334 units sold come from 66,800 clicks.
At $0.50 per click, that’s $33,400 in adspend on Google Adwords.
Seeing Into The Future
Isn’t the above example powerful? Certainly nothing is ever this stable or predictable. Competitors come and go, products change, that’s life.
But at least we have a clue, based on cold hard facts… not just speculation.
Look at the outstanding advantages:
- We know we need an ad budget of $33,400 for the year. Or around $2,785 per month. We can budget accordingly, accepting – of course – the fact there will be seasonal highs and lows.
- We know how much it costs to acquire a new client. IF we ever need to make more (or less) sales – because of unforeseen expenses for example – we know exactly what it’s going to take.
- We know there will be a steady, consistent flow of customers. Obviously we need to stay sharp, and on top of changes at Google, as well as in our marketing, but at least there’s a sense of security… not a harsh feast-and-famine rollercoaster.
- Because we have this steady flow in place, we can plan accordingly for space, equipment, personnel. Makes growth sustainable.
“One” is the scariest number in Business
One big customer, one source of leads, one single machine.
If that “one” anything goes down, you’re caught with your pants down, scrambling for a solution… maybe even scrambling for survival.
So I’m not advocating one single source of leads. The above example of Google Adwords… get multiple lead channels in place, each with the same characterisitics in place:
- able to adjust the flow of customers by modifying adspend
- overall systemizability
We want to buy customers at a predictable rate and cost.
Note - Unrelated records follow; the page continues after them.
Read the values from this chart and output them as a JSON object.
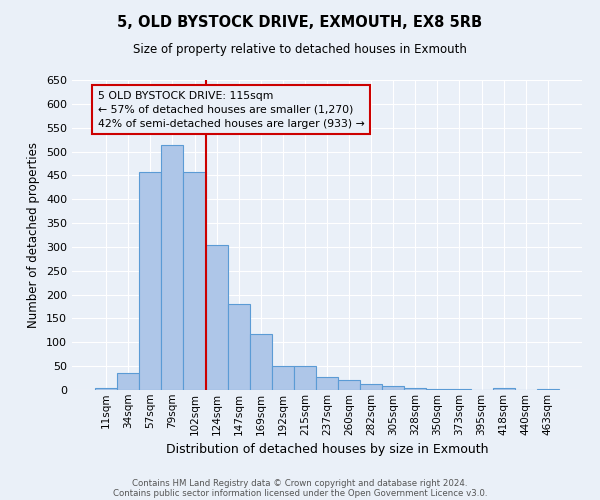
{
  "title": "5, OLD BYSTOCK DRIVE, EXMOUTH, EX8 5RB",
  "subtitle": "Size of property relative to detached houses in Exmouth",
  "xlabel": "Distribution of detached houses by size in Exmouth",
  "ylabel": "Number of detached properties",
  "bin_labels": [
    "11sqm",
    "34sqm",
    "57sqm",
    "79sqm",
    "102sqm",
    "124sqm",
    "147sqm",
    "169sqm",
    "192sqm",
    "215sqm",
    "237sqm",
    "260sqm",
    "282sqm",
    "305sqm",
    "328sqm",
    "350sqm",
    "373sqm",
    "395sqm",
    "418sqm",
    "440sqm",
    "463sqm"
  ],
  "bar_values": [
    5,
    35,
    458,
    513,
    458,
    305,
    180,
    118,
    50,
    50,
    28,
    20,
    13,
    8,
    5,
    3,
    2,
    1,
    5,
    1,
    3
  ],
  "bar_color": "#aec6e8",
  "bar_edgecolor": "#5b9bd5",
  "bar_linewidth": 0.8,
  "vline_x": 4.5,
  "vline_color": "#cc0000",
  "vline_linewidth": 1.5,
  "annotation_title": "5 OLD BYSTOCK DRIVE: 115sqm",
  "annotation_line1": "← 57% of detached houses are smaller (1,270)",
  "annotation_line2": "42% of semi-detached houses are larger (933) →",
  "annotation_box_edgecolor": "#cc0000",
  "ylim": [
    0,
    650
  ],
  "yticks": [
    0,
    50,
    100,
    150,
    200,
    250,
    300,
    350,
    400,
    450,
    500,
    550,
    600,
    650
  ],
  "bg_color": "#eaf0f8",
  "grid_color": "#ffffff",
  "footer_line1": "Contains HM Land Registry data © Crown copyright and database right 2024.",
  "footer_line2": "Contains public sector information licensed under the Open Government Licence v3.0."
}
Specific examples of lead channels that satisfy these characteristics:
- Google Adwords
- Direct Response Mail
- Direct Reponsee Ads
- Direct Response Media
- Systemized referral or affiliate program
- Periodic internal promotions (promos to in-house list)
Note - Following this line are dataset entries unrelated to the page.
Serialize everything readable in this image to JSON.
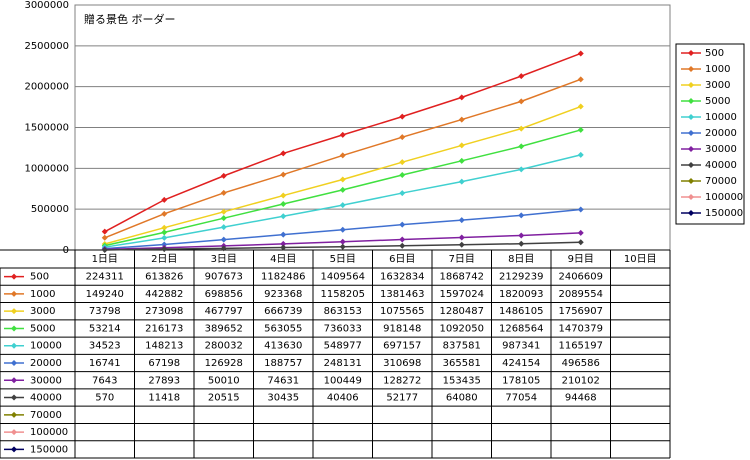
{
  "chart_data": {
    "type": "line",
    "title": "贈る景色 ボーダー",
    "categories": [
      "1日目",
      "2日目",
      "3日目",
      "4日目",
      "5日目",
      "6日目",
      "7日目",
      "8日目",
      "9日目",
      "10日目"
    ],
    "ylim": [
      0,
      3000000
    ],
    "yticks": [
      0,
      500000,
      1000000,
      1500000,
      2000000,
      2500000,
      3000000
    ],
    "grid": true,
    "legend": "right",
    "series": [
      {
        "name": "500",
        "color": "#e02020",
        "values": [
          224311,
          613826,
          907673,
          1182486,
          1409564,
          1632834,
          1868742,
          2129239,
          2406609,
          null
        ]
      },
      {
        "name": "1000",
        "color": "#e07828",
        "values": [
          149240,
          442882,
          698856,
          923368,
          1158205,
          1381463,
          1597024,
          1820093,
          2089554,
          null
        ]
      },
      {
        "name": "3000",
        "color": "#f0d020",
        "values": [
          73798,
          273098,
          467797,
          666739,
          863153,
          1075565,
          1280487,
          1486105,
          1756907,
          null
        ]
      },
      {
        "name": "5000",
        "color": "#40e040",
        "values": [
          53214,
          216173,
          389652,
          563055,
          736033,
          918148,
          1092050,
          1268564,
          1470379,
          null
        ]
      },
      {
        "name": "10000",
        "color": "#40d0d0",
        "values": [
          34523,
          148213,
          280032,
          413630,
          548977,
          697157,
          837581,
          987341,
          1165197,
          null
        ]
      },
      {
        "name": "20000",
        "color": "#4070d0",
        "values": [
          16741,
          67198,
          126928,
          188757,
          248131,
          310698,
          365581,
          424154,
          496586,
          null
        ]
      },
      {
        "name": "30000",
        "color": "#8020a0",
        "values": [
          7643,
          27893,
          50010,
          74631,
          100449,
          128272,
          153435,
          178105,
          210102,
          null
        ]
      },
      {
        "name": "40000",
        "color": "#404040",
        "values": [
          570,
          11418,
          20515,
          30435,
          40406,
          52177,
          64080,
          77054,
          94468,
          null
        ]
      },
      {
        "name": "70000",
        "color": "#808000",
        "values": [
          null,
          null,
          null,
          null,
          null,
          null,
          null,
          null,
          null,
          null
        ]
      },
      {
        "name": "100000",
        "color": "#f09090",
        "values": [
          null,
          null,
          null,
          null,
          null,
          null,
          null,
          null,
          null,
          null
        ]
      },
      {
        "name": "150000",
        "color": "#000060",
        "values": [
          null,
          null,
          null,
          null,
          null,
          null,
          null,
          null,
          null,
          null
        ]
      }
    ]
  }
}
A solid, complimentary article I recommend you read is this one, about building a Magic Black Box of Marketing.
But I Can’t Afford to Buy Expensive Customers
No Problem. Do what you need to do. Get customers any way you need to right now.
But set your sights on the consistent, paid customer… plan to move to that model.
And let all the free stuff be sweet, sweet gravy on top of it all.
Hope that helps,
P.S. The free stuff is great… Oprah’s welcome to call me anytime… just make sure that your growth game plan stays within your own control… using channels that you can count on to deliver leads at a sustainable, predictable rate and cost.
P.P.S. There are some great ways – using publicity – to get lots of free traffic. Paul Hartunian is considered a leader in this area.